1from chunkipy.size_estimators import WordSizeEstimator
2from chunkipy import RecursiveTextChunker
3from chunkipy.utils import MissingDependencyError
4
5
6if __name__ == "__main__":
7
8 with open("examples/texts/napoleon.txt", "r") as file:
9 text = file.read()
10
11 try:
12 from chunkipy.text_splitters.semantic.sentences import SpacySentenceTextSplitter
13 from chunkipy.size_estimators.openai_size_estimator import OpenAISizeEstimator
14
15 word_size_estimator = WordSizeEstimator()
16 openai_size_estimator = OpenAISizeEstimator()
17
18 print(f"Num of chars: {len(text)}")
19 print(f"Num of tokens (using WordSizeEstimator): {word_size_estimator.estimate_size(text)}")
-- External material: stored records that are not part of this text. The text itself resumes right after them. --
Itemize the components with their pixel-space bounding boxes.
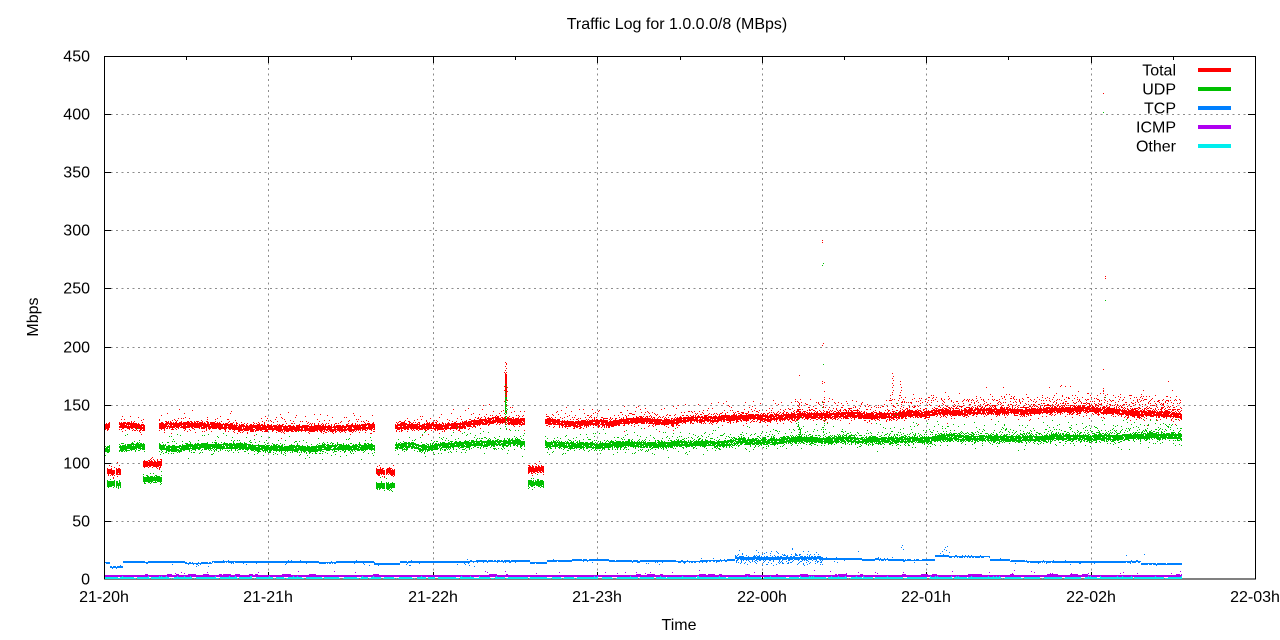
- svg-text:Mbps: Mbps: [25, 297, 42, 336]
- svg-text:22-03h: 22-03h: [1230, 589, 1280, 606]
- svg-text:UDP: UDP: [1142, 82, 1176, 99]
- svg-text:450: 450: [63, 49, 90, 66]
- svg-text:100: 100: [63, 456, 90, 473]
- svg-text:Traffic Log for 1.0.0.0/8 (MBp: Traffic Log for 1.0.0.0/8 (MBps): [567, 16, 788, 33]
- svg-text:Time: Time: [662, 617, 697, 634]
- svg-text:21-20h: 21-20h: [79, 589, 129, 606]
- svg-text:21-22h: 21-22h: [408, 589, 458, 606]
- svg-text:50: 50: [72, 514, 90, 531]
- svg-text:0: 0: [81, 572, 90, 589]
- svg-text:22-01h: 22-01h: [901, 589, 951, 606]
- svg-text:Total: Total: [1142, 63, 1176, 80]
- svg-text:22-00h: 22-00h: [737, 589, 787, 606]
- svg-text:150: 150: [63, 398, 90, 415]
- svg-text:200: 200: [63, 340, 90, 357]
- svg-text:21-21h: 21-21h: [243, 589, 293, 606]
- svg-text:300: 300: [63, 223, 90, 240]
- svg-text:TCP: TCP: [1144, 101, 1176, 118]
- svg-text:400: 400: [63, 107, 90, 124]
- svg-text:250: 250: [63, 281, 90, 298]
- svg-text:Other: Other: [1136, 139, 1177, 156]
- svg-text:21-23h: 21-23h: [572, 589, 622, 606]
- svg-text:350: 350: [63, 165, 90, 182]
- svg-text:22-02h: 22-02h: [1066, 589, 1116, 606]
- svg-text:ICMP: ICMP: [1136, 120, 1176, 137]
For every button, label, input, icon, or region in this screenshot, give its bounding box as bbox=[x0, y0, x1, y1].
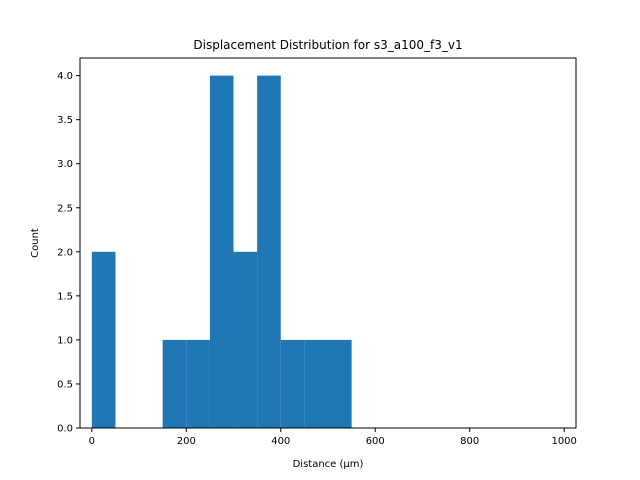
histogram-bar bbox=[186, 339, 210, 428]
x-tick-label: 1000 bbox=[551, 436, 576, 447]
histogram-bar bbox=[233, 251, 258, 428]
y-tick-label: 0.0 bbox=[57, 424, 73, 435]
histogram-bar bbox=[257, 75, 281, 428]
y-tick-label: 2.5 bbox=[57, 203, 73, 214]
x-tick-label: 800 bbox=[460, 436, 479, 447]
histogram-bar bbox=[280, 339, 305, 428]
x-tick-label: 0 bbox=[89, 436, 95, 447]
chart-title: Displacement Distribution for s3_a100_f3… bbox=[193, 38, 462, 52]
y-tick-label: 4.0 bbox=[57, 71, 73, 82]
histogram-bar bbox=[91, 251, 116, 428]
x-tick-label: 400 bbox=[271, 436, 290, 447]
histogram-bar bbox=[304, 339, 328, 428]
histogram-bar bbox=[328, 339, 352, 428]
x-tick-label: 600 bbox=[366, 436, 385, 447]
histogram-bar bbox=[209, 75, 234, 428]
y-axis-ticks: 0.0 0.5 1.0 1.5 2.0 2.5 3.0 3.5 4.0 bbox=[57, 71, 80, 435]
y-axis-label: Count bbox=[30, 228, 41, 258]
y-tick-label: 3.5 bbox=[57, 115, 73, 126]
y-tick-label: 0.5 bbox=[57, 379, 73, 390]
y-tick-label: 2.0 bbox=[57, 247, 73, 258]
x-axis-ticks: 0 200 400 600 800 1000 bbox=[89, 428, 577, 447]
plot-frame bbox=[79, 57, 577, 429]
histogram-bar bbox=[162, 339, 187, 428]
y-tick-label: 3.0 bbox=[57, 159, 73, 170]
x-axis-label: Distance (µm) bbox=[293, 459, 364, 470]
x-tick-label: 200 bbox=[177, 436, 196, 447]
y-tick-label: 1.0 bbox=[57, 335, 73, 346]
histogram-bars bbox=[91, 75, 352, 428]
y-tick-label: 1.5 bbox=[57, 291, 73, 302]
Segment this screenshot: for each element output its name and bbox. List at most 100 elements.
20 print(f"Num of tokens (using OpenAISizeEstimator): {openai_size_estimator.estimate_size(text)}")
21
22 spacy_text_splitter = SpacySentenceTextSplitter()
23
24 models_map={
25 "en": "en_core_web_sm",
26 "de": "de_core_news_sm",
27 "it": "it_core_news_sm",
28 }
29
30 text_chunker = RecursiveTextChunker(
31 chunk_size=200,
32 overlap_ratio=0.25,
33 size_estimator=openai_size_estimator,
34 text_splitters=[spacy_text_splitter]
35 )
36
37 chunks = text_chunker.chunk(text)
38 print(f"Got: {len(chunks)}")
39 print(f"Here the text_parts: {chunks.get_all_text_parts()}")
40 except MissingDependencyError as e:
41 print(f"Error: {e}")
42
43
44
45
More examples are available under examples/chunkers/recursive/.